When Daniel came to the end of his tale, outlining his fight with Macek the previous night, she exclaimed in horror.

‘My God! He was actually going to kill you?’

‘Yeah, and he very nearly did. I can’t believe I was so stupid as to fall for that old trick. I hadn’t really considered that they’d come gunning for me – though why not I can’t imagine. It’s quite possible that I got caught on one of their CCTV cameras at the house, but even if I didn’t, they were bound to put two and two together sooner or later. I mean, Katya doesn’t know anyone in this country – who else would be trying to help her?’

‘Pretty easy to follow you in that lorry of mine too,’ Fred commented.

‘Yeah, and the worst thing is, I think he might have been there a couple of nights before, but he got a taste of the dog that time, so he worked out a way to separate us, and I played along like a complete novice.’

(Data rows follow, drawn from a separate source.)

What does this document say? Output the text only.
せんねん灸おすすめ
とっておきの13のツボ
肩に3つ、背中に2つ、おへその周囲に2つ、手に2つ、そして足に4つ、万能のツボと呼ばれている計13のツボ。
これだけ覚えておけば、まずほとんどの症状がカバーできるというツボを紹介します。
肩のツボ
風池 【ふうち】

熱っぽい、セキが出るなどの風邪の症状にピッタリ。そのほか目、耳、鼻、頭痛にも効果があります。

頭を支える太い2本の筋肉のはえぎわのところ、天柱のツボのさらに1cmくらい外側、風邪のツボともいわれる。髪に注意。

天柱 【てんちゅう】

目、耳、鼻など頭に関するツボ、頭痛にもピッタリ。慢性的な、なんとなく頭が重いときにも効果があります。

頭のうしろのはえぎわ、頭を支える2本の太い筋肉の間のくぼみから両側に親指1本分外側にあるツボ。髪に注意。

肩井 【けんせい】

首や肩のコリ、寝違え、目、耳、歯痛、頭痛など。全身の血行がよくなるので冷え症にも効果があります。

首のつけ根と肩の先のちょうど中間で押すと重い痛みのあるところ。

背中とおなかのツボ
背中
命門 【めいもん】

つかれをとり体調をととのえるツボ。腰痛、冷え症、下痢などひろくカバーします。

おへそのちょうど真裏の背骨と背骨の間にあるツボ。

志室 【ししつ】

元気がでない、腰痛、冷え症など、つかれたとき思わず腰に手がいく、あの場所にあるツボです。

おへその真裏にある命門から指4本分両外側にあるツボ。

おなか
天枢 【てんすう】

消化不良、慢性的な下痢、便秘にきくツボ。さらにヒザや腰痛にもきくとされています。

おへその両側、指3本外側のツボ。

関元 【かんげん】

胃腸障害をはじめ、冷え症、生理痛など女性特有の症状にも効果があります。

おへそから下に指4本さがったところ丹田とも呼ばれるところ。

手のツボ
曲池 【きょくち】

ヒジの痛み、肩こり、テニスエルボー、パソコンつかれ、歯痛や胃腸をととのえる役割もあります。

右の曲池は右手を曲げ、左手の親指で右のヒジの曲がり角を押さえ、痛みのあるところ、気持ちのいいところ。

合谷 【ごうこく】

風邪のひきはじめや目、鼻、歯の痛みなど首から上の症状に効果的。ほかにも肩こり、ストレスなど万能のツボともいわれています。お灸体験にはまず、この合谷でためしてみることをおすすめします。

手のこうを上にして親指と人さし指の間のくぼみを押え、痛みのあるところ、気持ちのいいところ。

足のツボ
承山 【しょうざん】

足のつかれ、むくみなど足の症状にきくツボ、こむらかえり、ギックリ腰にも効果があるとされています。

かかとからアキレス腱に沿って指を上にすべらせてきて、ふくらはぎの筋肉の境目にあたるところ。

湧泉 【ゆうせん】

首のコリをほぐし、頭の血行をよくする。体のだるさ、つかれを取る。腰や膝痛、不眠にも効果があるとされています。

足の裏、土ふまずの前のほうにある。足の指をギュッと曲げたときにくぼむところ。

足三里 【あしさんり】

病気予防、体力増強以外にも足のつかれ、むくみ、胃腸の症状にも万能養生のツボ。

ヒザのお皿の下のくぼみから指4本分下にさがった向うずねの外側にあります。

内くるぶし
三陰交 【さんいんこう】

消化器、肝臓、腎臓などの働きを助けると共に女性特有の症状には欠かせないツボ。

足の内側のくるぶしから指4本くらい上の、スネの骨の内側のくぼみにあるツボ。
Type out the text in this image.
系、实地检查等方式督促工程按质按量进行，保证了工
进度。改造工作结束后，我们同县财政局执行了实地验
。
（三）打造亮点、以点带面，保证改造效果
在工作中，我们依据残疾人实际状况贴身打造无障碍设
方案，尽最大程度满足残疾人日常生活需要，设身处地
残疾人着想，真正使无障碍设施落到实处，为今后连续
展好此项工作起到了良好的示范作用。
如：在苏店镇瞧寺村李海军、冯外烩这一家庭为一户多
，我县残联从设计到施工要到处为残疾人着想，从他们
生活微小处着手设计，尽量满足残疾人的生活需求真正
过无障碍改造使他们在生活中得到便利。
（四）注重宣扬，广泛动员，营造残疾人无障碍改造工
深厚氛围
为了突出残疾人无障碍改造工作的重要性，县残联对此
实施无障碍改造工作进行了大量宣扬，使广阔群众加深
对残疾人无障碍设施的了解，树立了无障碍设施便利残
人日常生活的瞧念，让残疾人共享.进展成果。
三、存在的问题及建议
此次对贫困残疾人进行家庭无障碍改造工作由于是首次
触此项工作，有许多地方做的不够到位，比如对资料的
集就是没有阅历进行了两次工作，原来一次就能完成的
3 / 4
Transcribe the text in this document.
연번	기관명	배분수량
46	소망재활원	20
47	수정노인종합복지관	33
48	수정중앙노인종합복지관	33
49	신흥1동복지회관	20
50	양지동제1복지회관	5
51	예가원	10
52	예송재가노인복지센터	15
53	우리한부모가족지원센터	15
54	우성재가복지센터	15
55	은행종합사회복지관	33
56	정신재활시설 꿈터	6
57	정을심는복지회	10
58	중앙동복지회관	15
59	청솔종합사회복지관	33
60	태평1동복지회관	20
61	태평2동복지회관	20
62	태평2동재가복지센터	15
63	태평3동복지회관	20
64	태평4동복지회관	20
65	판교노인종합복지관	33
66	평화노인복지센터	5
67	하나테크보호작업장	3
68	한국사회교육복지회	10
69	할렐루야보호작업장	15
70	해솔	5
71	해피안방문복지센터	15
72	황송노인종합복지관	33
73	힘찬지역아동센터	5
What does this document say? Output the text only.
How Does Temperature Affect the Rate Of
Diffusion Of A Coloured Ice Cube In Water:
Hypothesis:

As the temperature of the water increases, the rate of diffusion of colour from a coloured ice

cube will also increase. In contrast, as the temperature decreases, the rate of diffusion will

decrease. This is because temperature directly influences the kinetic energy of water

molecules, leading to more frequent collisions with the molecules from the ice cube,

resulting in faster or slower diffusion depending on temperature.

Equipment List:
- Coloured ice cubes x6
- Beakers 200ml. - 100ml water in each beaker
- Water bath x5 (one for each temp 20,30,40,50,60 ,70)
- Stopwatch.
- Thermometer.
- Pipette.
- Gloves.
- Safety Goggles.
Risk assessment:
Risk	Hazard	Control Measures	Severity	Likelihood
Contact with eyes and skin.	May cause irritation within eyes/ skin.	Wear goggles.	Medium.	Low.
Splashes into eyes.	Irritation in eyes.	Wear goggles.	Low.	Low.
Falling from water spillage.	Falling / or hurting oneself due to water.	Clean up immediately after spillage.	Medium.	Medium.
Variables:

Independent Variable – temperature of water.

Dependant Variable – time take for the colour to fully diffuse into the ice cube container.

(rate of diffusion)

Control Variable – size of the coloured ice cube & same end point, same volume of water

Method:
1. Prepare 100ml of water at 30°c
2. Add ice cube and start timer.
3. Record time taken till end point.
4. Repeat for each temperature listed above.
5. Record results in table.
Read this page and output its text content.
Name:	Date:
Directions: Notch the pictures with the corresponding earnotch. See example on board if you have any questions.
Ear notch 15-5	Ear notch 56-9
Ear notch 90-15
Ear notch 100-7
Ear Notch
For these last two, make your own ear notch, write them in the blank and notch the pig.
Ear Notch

‘We all make mistakes from time to time,’ Tom observed. ‘Don’t beat yourself up about it. But you’re right – this has gone far enough. It may take a day or two, but I can confidently predict that Mr Yousef Patrescu will be getting a rather unpleasant surprise before he’s very much older.’

‘And it can be done without involving Yelverton?’

‘I don’t see why not. There’ll no doubt be some friction about it when they find out, but we can live with that, especially if we can turn up some evidence of Naylor’s involvement. Now the girl, Katya, do you think she’s safe where she is, or should we bring her in?’

‘I think so.’ Daniel felt as though a huge weight were lifting from his shoulders. ‘If they knew where to find her, they’d have picked her up by now. I’m the only one who knows where she is, so if she keeps her head down and I stay away until it’s all over – so there’s no possible chance of leading anyone there – I can’t see any reason she should be in any danger. I’ll phone Hilary and warn her.’

‘Good.’ Tom closed his pocketbook. ‘I’ll set the wheels in motion, but don’t worry if you don’t hear from me for a day or two. It all takes time, as you know.’

‘Patrescu made a big mistake when he called you to help find the girl,’ Meg said to Daniel, getting up to pour more coffee. ‘From his point of view, he couldn’t have picked a worse person. But it was Katya’s lucky day, that’s for sure.’

‘It certainly was,’ Tom agreed. ‘Unfortunately, there are thousands like her who aren’t so lucky.’

Fred cleared his throat. ‘I think—’

They were never to find out what he thought, for at that moment Daniel’s mobile started to ring.

The number wasn’t familiar to him and – after apologizing to his hosts – he stepped out into the hall to take the call.

‘Daniel?’ A woman’s voice, the accent vaguely familiar.

‘Yes.’

‘It’s Sarah. At the vet’s.’

Daniel glanced at the grandfather clock in the corner of the lounge. It was almost eleven, and his heart started to thump heavily as an icy foreboding drained all the strength from his body.

As if from a distance, he heard himself say, in a surprisingly normal tone, ‘Hi, Sarah. Is anything wrong?’

‘I’m afraid there is. I’m sorry to ring you so late, but there’s a problem with Taz,’ she said, and suddenly Daniel couldn’t breathe.